Neumuenster, Germany (AP) -- About 400 neo-Nazis marched through a north German city Saturday to protest a decision by local officials to revoke the license for a restaurant advertised on the Internet as a meeting place for far-right extremists.
About 150 protesters threw stones at the neo-Nazis and blocked their route with sit-ins, forcing the three-hour march to be rerouted. No injuries were reported.
Almost 900 police officers were deployed to prevent violence. Cars entering Neumuenster, about 30 miles north of Hamburg, were stopped for weapons checks.
Before the march, about 300 people gathered at a rally where local politicians and union leaders demanded the closing of the Club 88 and criticized the Constitutional Court for allowing the neo-Nazi march.
Neo-Nazis use the number eight as a stand-in for H -- the eighth letter of the alphabet -- to get around Germany's ban on using Nazi slogans in public. The 88 stands for HH, or "Heil Hitler."

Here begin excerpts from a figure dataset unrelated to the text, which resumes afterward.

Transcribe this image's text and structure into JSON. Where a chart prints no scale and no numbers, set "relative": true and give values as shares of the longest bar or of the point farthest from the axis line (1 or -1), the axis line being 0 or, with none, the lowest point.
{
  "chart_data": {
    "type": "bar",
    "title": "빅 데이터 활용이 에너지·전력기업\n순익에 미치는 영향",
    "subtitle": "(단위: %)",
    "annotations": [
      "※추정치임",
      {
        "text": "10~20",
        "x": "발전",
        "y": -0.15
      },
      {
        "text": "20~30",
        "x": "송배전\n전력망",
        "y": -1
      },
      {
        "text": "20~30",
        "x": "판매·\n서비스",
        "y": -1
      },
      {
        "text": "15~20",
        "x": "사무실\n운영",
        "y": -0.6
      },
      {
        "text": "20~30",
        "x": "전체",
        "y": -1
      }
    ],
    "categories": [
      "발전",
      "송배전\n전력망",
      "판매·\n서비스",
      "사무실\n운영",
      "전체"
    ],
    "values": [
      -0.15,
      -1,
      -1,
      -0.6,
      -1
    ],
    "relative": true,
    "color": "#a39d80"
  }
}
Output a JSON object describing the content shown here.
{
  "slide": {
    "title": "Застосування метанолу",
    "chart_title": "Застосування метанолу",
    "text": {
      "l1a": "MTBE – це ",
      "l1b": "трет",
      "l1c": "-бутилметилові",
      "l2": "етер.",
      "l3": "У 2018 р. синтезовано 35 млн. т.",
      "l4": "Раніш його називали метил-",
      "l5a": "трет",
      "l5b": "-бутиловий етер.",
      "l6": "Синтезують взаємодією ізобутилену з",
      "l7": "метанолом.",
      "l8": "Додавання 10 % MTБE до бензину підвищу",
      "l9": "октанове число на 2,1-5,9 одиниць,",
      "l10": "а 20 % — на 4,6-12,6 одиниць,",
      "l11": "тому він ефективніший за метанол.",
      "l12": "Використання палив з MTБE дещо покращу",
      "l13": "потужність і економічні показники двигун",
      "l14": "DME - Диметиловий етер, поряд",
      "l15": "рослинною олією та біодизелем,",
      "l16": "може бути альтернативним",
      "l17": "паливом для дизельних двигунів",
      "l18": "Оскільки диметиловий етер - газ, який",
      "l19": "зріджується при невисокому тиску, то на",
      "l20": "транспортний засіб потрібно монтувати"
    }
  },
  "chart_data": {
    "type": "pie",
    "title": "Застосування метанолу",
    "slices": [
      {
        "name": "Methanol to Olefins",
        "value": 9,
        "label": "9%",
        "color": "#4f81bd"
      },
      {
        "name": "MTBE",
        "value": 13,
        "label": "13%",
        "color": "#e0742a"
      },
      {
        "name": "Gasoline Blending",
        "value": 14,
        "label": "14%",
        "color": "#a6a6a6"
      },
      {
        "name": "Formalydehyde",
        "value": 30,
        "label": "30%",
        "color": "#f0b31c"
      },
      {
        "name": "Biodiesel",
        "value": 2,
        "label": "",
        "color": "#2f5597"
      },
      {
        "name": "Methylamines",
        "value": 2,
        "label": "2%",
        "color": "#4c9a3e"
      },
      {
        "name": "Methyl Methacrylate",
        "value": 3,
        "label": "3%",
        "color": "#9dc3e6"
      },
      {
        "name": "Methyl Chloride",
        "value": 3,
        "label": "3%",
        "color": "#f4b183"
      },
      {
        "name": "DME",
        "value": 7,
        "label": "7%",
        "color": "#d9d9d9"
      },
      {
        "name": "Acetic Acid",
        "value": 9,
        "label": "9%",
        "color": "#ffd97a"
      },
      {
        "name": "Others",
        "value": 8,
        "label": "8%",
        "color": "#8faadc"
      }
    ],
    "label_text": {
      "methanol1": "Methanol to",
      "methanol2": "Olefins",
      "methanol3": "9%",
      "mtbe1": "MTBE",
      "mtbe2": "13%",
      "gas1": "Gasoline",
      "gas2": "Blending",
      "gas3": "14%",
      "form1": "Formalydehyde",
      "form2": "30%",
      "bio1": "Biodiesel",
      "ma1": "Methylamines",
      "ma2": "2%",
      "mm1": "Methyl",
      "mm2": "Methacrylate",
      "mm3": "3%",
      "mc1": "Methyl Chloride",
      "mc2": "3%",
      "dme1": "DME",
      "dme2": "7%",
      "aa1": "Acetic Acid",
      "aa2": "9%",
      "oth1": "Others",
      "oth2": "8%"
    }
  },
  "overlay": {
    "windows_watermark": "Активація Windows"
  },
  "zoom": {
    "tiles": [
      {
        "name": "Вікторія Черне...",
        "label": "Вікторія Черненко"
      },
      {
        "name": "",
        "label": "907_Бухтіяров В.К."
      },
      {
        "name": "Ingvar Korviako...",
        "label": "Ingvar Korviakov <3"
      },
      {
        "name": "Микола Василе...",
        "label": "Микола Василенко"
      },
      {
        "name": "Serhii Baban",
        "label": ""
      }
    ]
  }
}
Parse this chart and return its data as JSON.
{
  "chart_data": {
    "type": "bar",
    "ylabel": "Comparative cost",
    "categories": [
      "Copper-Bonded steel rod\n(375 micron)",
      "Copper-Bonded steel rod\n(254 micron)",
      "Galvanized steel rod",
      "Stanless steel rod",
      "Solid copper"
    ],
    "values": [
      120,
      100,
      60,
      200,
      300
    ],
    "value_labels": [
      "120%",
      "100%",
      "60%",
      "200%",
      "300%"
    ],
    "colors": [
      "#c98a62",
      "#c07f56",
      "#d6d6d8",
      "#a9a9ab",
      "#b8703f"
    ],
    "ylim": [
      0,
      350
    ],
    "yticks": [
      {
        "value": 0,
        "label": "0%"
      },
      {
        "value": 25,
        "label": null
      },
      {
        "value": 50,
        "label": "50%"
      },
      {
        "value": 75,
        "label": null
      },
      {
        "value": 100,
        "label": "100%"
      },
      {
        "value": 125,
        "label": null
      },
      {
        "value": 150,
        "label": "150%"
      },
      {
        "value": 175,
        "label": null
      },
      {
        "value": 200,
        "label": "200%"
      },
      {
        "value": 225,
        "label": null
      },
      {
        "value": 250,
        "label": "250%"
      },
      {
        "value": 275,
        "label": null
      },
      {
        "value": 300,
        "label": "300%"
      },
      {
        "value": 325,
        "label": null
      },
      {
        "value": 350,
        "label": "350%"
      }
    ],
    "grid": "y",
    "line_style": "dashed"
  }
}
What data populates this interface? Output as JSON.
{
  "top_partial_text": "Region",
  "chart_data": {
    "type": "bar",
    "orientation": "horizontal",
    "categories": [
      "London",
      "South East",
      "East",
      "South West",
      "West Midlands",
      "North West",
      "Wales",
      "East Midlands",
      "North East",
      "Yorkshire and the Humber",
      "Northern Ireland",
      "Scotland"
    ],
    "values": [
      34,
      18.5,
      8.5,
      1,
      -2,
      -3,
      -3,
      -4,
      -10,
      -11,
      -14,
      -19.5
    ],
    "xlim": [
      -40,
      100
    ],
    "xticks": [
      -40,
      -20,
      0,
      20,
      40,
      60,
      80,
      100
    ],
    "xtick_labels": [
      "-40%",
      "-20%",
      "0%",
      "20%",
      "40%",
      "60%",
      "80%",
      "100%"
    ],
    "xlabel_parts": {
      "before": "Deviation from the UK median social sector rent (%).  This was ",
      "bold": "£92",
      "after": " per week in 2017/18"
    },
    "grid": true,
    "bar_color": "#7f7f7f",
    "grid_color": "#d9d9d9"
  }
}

The march in support of the 3 1/2-year-old Club 88 was organized by Christian Worch, the former deputy chairman of the since-banned National List. Worch, 42 and still one of Germany's most-active neo-Nazis, spent two years in prison for violating a ban on promoting Nazism.
Worch also had ties to the youth wing of the extreme-right National Democratic Party of Germany (NPD), which the government is considering banning as one of several initiatives to combat a recent rise in neo-Nazi violence.
The newsmagazine Der Spiegel reported Saturday that the Interior Ministry has sent a request to officials in all 16 states seeking "incriminating material" against the fringe party, such as racist or anti-Semitic remarks by NPD functionaries or examples of "cooperation with skinheads or other militant right-wing extremists."